Afrique du Sud. La justice pour les morts de Marikana est en jeu

Le gouvernement sud-africain doit veiller à ce que la Commission d’enquête sur les homicides de Marikana offre véritablement un accès équitable à la justice, a déclaré Amnesty International jeudi 15 août.

Un an après les atteintes aux droits humains de grande ampleur perpétrées dans la mine de la société Lonmin à Marikana, la tâche essentielle consistant à amener les responsables de ces actes à rendre des comptes n’a pas été menée à bien et risque de ne pas l’être.

La commission d’enquête, mise en place par les autorités pour établir les faits et faire des recommandations au gouvernement, traverse actuellement une crise.

« À tous égards, le résultat de l’opération policière menée à Marikana était absolument catastrophique, a indiqué Noel Kututwa, directeur adjoint du programme Afrique d’Amnesty International.

« Les conséquences durables sur le respect et la protection des droits humains en Afrique du Sud seront lourdes si les autorités ne prennent pas les mesures nécessaires afin de mettre en œuvre l’obligation de rendre des comptes pour les événements survenus à Marikana le 16 août 2012.

À Marikana, 34 mineurs en grève étaient morts sous les tirs de la police. Plus de 80 mineurs avaient également été grièvement blessés.

Les mineurs blessés, témoins directs des événements du 16 août 2012, ont décidé de suspendre leur participation aux travaux de la Commission. Ces hommes, inculpés de charges pénales liées à ces évènements, se sont retirés en juillet en raison du manque de fonds destinés à leur représentation juridique. Ils se sont adressés à la Cour constitutionnelle pour former un recours contre cet accès discriminatoire aux travaux de la Commission.

« Les témoins, notamment ceux qui sont toujours inculpés de charges pénales, doivent bénéficier des services d’un conseil juridique lorsqu’ils se préparent à livrer des éléments de preuve et doivent pouvoir le faire sans crainte de représailles », a estimé Noel Kututwa.

Les risques de représailles sont illustrés par le conflit social qui se poursuit, par le climat de peur et par les homicides qui sont encore commis dans le secteur de Marikana.

D’autres participants et leurs équipes juridiques se sont également retirés en signe de solidarité, notamment les familles des mineurs décédés.
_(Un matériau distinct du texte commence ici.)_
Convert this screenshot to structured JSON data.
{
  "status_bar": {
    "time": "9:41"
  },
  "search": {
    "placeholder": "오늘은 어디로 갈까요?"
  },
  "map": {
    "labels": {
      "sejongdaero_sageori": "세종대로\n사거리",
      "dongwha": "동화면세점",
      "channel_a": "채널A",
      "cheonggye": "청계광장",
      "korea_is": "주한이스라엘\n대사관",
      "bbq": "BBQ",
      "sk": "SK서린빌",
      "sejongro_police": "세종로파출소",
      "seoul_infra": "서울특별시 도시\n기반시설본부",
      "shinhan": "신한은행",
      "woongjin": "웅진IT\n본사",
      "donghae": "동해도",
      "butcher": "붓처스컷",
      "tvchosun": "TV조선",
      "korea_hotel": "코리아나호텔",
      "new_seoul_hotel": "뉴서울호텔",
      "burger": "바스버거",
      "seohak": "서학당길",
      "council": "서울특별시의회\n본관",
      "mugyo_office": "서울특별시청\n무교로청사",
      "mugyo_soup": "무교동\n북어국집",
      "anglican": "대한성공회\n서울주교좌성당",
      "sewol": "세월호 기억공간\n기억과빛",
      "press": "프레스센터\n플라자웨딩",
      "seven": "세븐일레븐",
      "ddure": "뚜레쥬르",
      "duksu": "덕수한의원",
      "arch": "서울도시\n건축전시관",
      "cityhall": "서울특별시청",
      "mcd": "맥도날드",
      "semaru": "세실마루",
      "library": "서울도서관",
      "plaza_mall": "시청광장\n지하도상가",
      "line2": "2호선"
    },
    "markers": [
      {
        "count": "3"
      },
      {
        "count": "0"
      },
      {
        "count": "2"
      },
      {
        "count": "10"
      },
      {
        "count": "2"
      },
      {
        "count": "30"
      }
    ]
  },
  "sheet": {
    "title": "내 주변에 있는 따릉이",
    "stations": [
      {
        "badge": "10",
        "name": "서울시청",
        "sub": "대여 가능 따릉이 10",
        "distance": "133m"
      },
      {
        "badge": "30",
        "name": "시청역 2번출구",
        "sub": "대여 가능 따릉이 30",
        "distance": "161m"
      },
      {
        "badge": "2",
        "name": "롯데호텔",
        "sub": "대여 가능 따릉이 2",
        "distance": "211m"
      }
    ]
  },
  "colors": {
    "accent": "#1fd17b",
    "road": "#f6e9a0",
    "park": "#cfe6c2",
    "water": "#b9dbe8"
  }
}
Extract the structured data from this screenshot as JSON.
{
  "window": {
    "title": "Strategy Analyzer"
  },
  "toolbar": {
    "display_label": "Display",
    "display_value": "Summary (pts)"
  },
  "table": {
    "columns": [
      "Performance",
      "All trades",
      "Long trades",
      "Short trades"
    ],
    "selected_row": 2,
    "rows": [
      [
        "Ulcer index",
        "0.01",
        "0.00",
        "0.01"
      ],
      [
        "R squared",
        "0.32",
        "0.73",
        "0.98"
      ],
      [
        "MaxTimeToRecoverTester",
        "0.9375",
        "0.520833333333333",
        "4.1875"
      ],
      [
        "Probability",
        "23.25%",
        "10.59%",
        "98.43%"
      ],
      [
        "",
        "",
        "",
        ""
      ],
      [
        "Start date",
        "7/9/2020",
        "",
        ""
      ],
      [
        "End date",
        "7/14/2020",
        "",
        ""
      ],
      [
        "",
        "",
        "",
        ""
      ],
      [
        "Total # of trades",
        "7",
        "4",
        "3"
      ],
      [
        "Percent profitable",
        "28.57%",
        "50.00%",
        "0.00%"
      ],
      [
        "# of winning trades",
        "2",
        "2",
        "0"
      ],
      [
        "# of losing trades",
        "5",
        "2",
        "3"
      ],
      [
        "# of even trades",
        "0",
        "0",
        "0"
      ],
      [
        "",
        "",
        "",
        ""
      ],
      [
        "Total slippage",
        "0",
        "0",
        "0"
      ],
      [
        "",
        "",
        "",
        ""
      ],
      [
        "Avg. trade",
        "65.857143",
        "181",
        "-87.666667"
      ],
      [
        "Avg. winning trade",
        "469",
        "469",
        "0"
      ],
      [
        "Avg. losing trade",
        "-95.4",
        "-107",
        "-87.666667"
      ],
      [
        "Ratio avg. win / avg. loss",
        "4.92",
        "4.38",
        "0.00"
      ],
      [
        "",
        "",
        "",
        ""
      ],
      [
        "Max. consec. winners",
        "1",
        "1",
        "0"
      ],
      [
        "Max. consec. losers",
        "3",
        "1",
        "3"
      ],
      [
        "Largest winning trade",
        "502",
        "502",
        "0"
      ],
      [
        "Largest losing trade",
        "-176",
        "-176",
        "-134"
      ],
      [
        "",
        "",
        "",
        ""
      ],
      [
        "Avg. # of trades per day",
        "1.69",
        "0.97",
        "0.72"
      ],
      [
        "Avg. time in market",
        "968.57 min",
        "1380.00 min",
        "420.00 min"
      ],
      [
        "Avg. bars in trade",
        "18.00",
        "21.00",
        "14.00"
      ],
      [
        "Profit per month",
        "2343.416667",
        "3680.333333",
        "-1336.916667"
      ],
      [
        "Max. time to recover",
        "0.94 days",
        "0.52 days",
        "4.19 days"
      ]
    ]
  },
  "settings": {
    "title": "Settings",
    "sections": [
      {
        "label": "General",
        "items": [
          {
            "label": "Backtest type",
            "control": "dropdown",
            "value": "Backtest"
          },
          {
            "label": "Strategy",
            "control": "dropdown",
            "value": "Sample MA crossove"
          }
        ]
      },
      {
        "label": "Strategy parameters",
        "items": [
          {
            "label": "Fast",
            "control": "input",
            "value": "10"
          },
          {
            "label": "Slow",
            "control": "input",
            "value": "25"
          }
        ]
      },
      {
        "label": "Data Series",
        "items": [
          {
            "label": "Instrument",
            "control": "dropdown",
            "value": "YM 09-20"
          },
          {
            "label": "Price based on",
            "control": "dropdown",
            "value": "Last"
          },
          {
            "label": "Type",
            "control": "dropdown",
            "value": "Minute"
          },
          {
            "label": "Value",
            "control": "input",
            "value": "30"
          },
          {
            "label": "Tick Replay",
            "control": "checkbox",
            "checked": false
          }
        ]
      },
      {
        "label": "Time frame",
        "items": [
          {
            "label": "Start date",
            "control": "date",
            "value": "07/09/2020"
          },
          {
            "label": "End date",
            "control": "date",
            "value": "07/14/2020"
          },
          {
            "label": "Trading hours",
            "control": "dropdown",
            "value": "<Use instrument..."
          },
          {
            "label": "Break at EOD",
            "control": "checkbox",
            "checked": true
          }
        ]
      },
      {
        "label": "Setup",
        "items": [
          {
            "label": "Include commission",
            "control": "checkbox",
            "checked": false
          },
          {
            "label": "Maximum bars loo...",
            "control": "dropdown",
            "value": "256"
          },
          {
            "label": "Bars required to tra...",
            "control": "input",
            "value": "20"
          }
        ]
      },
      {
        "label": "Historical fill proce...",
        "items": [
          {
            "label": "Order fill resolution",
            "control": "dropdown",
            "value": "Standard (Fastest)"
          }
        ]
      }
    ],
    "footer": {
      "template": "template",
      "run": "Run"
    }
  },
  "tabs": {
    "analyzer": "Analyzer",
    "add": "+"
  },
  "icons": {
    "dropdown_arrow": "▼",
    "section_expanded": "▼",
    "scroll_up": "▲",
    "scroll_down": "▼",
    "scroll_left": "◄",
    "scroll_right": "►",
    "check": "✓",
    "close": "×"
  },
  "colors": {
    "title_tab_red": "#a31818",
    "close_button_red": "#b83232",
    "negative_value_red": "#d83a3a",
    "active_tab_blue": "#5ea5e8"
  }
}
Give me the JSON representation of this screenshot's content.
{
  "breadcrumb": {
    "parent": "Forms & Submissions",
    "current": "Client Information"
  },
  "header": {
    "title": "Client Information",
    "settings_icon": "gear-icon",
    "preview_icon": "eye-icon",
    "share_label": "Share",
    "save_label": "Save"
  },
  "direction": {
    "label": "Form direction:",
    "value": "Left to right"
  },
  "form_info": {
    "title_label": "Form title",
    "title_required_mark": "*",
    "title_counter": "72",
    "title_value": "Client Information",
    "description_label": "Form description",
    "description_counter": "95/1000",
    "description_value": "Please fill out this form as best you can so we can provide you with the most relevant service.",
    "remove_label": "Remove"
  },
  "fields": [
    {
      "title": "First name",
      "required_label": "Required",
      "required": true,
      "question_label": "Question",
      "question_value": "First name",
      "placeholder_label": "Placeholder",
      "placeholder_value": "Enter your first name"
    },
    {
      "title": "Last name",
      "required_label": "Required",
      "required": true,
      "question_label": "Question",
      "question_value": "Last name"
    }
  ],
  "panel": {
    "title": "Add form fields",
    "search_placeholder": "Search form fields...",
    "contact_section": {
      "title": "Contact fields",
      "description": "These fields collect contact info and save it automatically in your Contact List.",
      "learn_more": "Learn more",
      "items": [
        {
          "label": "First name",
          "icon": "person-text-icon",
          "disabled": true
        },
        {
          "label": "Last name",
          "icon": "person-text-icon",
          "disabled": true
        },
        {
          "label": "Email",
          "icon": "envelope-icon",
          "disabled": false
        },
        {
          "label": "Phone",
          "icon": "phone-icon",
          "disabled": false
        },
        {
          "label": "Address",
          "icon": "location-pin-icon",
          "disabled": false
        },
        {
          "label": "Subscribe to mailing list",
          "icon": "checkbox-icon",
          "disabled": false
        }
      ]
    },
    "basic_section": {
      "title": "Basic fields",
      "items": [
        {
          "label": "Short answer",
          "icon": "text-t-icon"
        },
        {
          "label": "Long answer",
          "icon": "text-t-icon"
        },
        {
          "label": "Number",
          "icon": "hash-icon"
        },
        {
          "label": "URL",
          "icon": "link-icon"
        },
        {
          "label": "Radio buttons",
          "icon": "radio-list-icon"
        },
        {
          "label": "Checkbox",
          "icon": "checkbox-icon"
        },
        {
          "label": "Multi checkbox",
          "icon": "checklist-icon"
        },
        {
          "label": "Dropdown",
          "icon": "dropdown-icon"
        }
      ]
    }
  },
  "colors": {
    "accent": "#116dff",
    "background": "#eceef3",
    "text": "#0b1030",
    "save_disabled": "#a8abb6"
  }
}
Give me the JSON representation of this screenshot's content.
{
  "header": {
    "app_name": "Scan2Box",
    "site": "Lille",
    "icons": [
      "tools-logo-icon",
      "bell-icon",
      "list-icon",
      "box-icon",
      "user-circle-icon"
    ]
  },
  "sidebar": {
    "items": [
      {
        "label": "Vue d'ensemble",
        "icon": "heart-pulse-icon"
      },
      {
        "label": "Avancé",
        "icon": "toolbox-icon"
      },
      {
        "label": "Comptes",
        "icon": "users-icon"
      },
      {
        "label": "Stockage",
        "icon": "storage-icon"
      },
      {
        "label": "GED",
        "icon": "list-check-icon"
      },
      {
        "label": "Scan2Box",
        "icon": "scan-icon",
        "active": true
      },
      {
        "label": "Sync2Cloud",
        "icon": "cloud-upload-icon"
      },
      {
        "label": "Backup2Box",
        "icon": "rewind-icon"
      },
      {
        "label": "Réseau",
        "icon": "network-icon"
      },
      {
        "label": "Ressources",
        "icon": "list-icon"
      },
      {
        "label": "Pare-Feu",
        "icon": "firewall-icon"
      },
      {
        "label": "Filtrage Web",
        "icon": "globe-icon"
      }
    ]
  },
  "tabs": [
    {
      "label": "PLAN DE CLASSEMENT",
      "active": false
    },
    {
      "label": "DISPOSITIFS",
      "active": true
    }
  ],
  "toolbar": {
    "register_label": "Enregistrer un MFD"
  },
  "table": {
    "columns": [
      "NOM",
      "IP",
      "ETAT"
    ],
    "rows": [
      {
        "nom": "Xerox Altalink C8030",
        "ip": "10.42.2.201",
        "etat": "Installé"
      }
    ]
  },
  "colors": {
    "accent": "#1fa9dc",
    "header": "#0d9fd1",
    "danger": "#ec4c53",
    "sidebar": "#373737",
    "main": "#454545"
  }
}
Ils ont montré du doigt le déséquilibre entre le soutien accordé aux mineurs blessés et l’équipe d’avocats bénéficiant d’importantes ressources qui défend la police.

Si elle n’est pas résolue, cette situation, qui affecte la légitimité de la Commission, risque également de retentir sur d’autres procédures d’obligation de rendre des comptes et de réparation qui dépendent des conclusions de la Commission.

Amnesty International exhorte le gouvernement à veiller à ce que la commission puisse mener à bien sa mission, dans des conditions parfaitement équitables pour tous, en soutenant la pleine et entière participation de toutes les parties.

« Il semble que règne une absence critique de volonté politique pour amener la police et les responsables de la police à rendre pleinement compte de leurs actes », a conclu Noel Kututwa.

Complément d’information

L’opération de police menée à Marikana le 16 août 2012 était manifestement destinée à disperser et arrêter les mineurs participant à la grève du site appartenant à la société Lonmin.

Lorsque la police a ouvert le feu, 34 mineurs ont été tués et plus de 80 grièvement blessés.

La Commission se penche sur la mort de 10 autres personnes, mortes la semaine précédente. Il s’agit notamment de deux agents de sécurité et de deux employés de la société Lonmin, qui auraient été tués par les grévistes. Deux policiers et trois mineurs grévistes sont également morts dans des circonstances toujours non élucidées le 13 août 2012.